According to this David Trobisch book (which Price agrees with) the 2nd century author of Acts would be Polycarp:
http://www.robertmprice.mindvendor.com/reviews/trobisch_first.htm
Another contender whose name has been thrown into the ring is Clement of Rome: http://vridar.wordpress.com/2012/01/20/couchoud-on-acts-of-the-apostles/
Helms makes an interesting case (one I’ve never encountered elsewhere) that Luke may have been a woman.

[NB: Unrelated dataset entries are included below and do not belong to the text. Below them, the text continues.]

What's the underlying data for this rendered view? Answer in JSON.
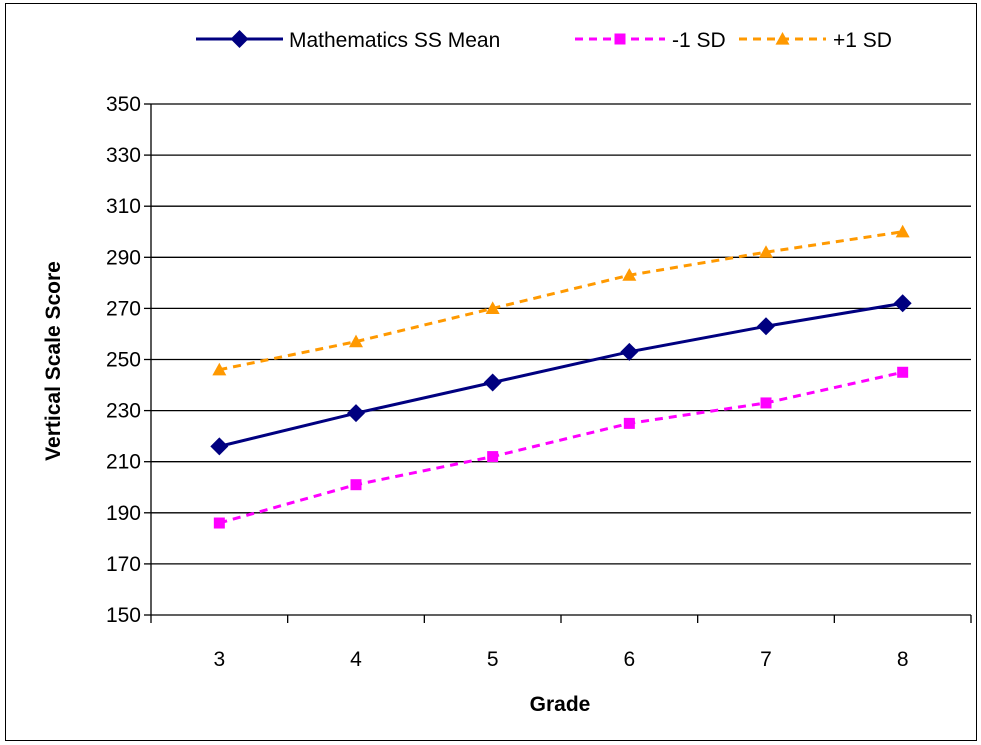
{
  "chart_data": {
    "type": "line",
    "title": "",
    "xlabel": "Grade",
    "ylabel": "Vertical Scale Score",
    "categories": [
      "3",
      "4",
      "5",
      "6",
      "7",
      "8"
    ],
    "ylim": [
      150,
      350
    ],
    "yticks": [
      "150",
      "170",
      "190",
      "210",
      "230",
      "250",
      "270",
      "290",
      "310",
      "330",
      "350"
    ],
    "grid": "horizontal",
    "legend_position": "top",
    "series": [
      {
        "name": "Mathematics SS Mean",
        "values": [
          216,
          229,
          241,
          253,
          263,
          272
        ],
        "color": "#000080",
        "line": "solid",
        "marker": "diamond"
      },
      {
        "name": "-1 SD",
        "values": [
          186,
          201,
          212,
          225,
          233,
          245
        ],
        "color": "#ff00ff",
        "line": "dashed",
        "marker": "square"
      },
      {
        "name": "+1 SD",
        "values": [
          246,
          257,
          270,
          283,
          292,
          300
        ],
        "color": "#ff9900",
        "line": "dashed",
        "marker": "triangle"
      }
    ]
  }
}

http://www.amazon.com/Wrote-Gospels-Randel-McCraw-Helms/dp/0965504727/ref=sr_1_2?ie=UTF8&qid=1365190456&sr=8-2&keywords=randel+helms
In the category of “strangely hilarious,” we have this tongue-in-cheek article by Henry J. Cadbury that explores the possibility that Luke was a veterinarian:
Lexical Notes on Luke-Acts: Luke and the Horse-Doctors
“…historical Jesus scholars are still engaged in the alchemical quest of finding the right recipe for producing golden historical memories out of theological narratives…”
And when the right recipe cannot be found, they don’t admit defeat or reexamine their premise. Instead, they insist that all other recipes are wrong, too.

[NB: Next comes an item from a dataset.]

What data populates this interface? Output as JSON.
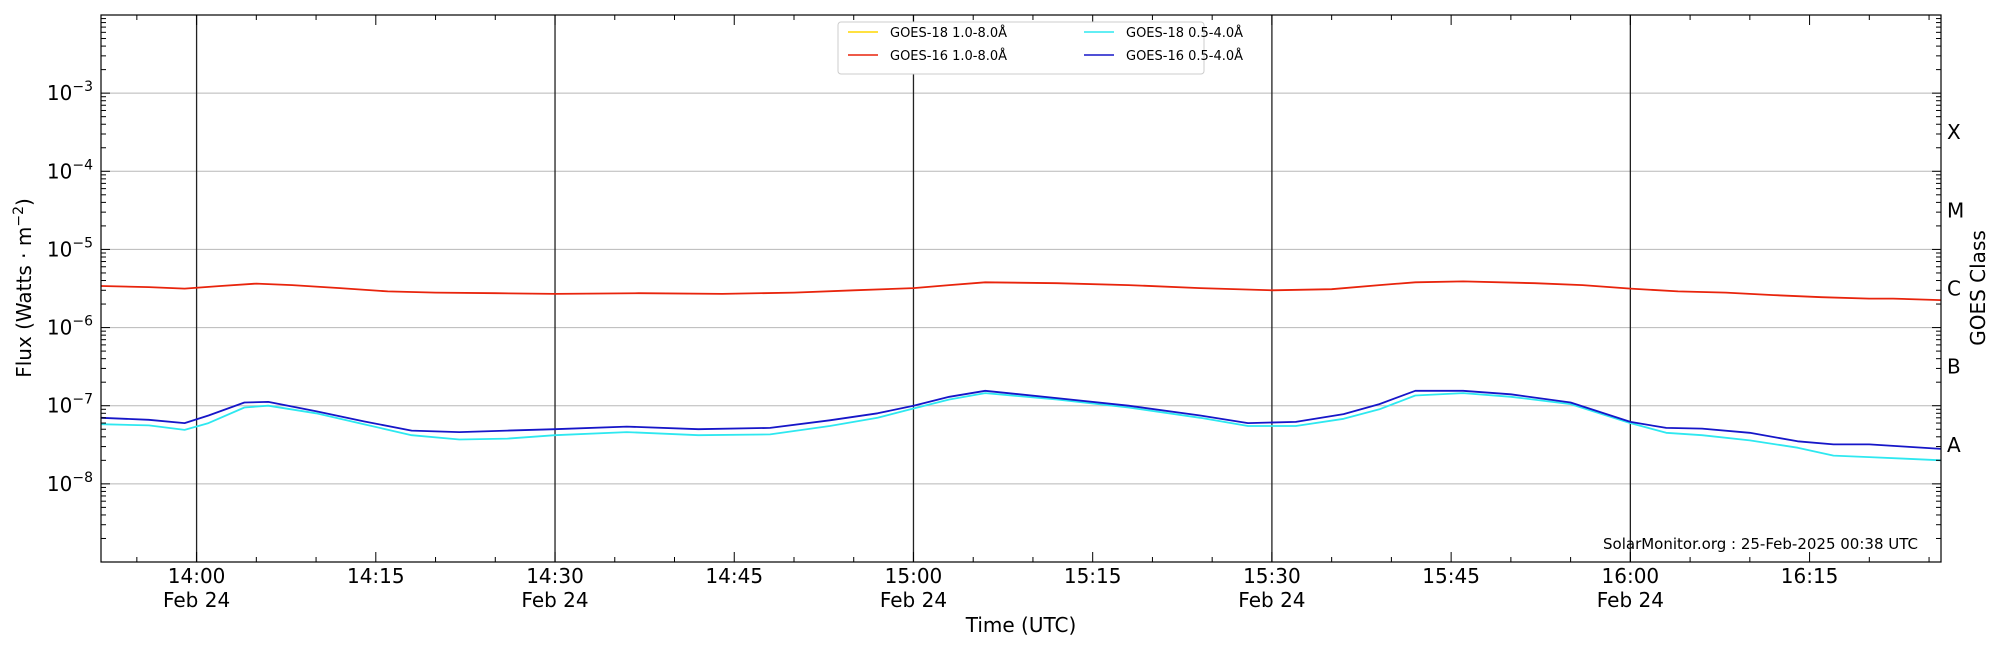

I know that many of you approach the HJ question as an historian, as Neil laid out, especially in his comment. But to me, since Jewish messianic prophecies really exist right now as well them having existed long ago, then there were some reasons why those were written which sould be explored, which is the sort of thing I do since those are something I know quite well, even going way back to when I used to be a theist many years ago from now. If those messianic prophecies were written long ago, which those were, and there were political motives involved in whay that happened, which there were, and if Jews tend to be very studius, which they do, then it is plausible that some Jews thought that those messianic prophecies were really from the Hebrew deity, were essentially divine and would be fulfilled. And Jesus looks to me as if he was one of those who thought those might be true; or at least to me that is very plausible to see him in that way. I think a scenario built from that kind of basis is needed and that many Christians today need to be reached with the probability of that being what really happened. Here is what I have so far on such a scenario, ten parts, where I lay out my reasons in ten segments so far: https://www.facebook.com/AtheistsWhoLove?fref=ts#!/AtheistsWhoLove/posts/439947619416137 I don’t expect anyone here to read them since they would take a good amount of time, but wanted to let some of you know where I’m coming from on this.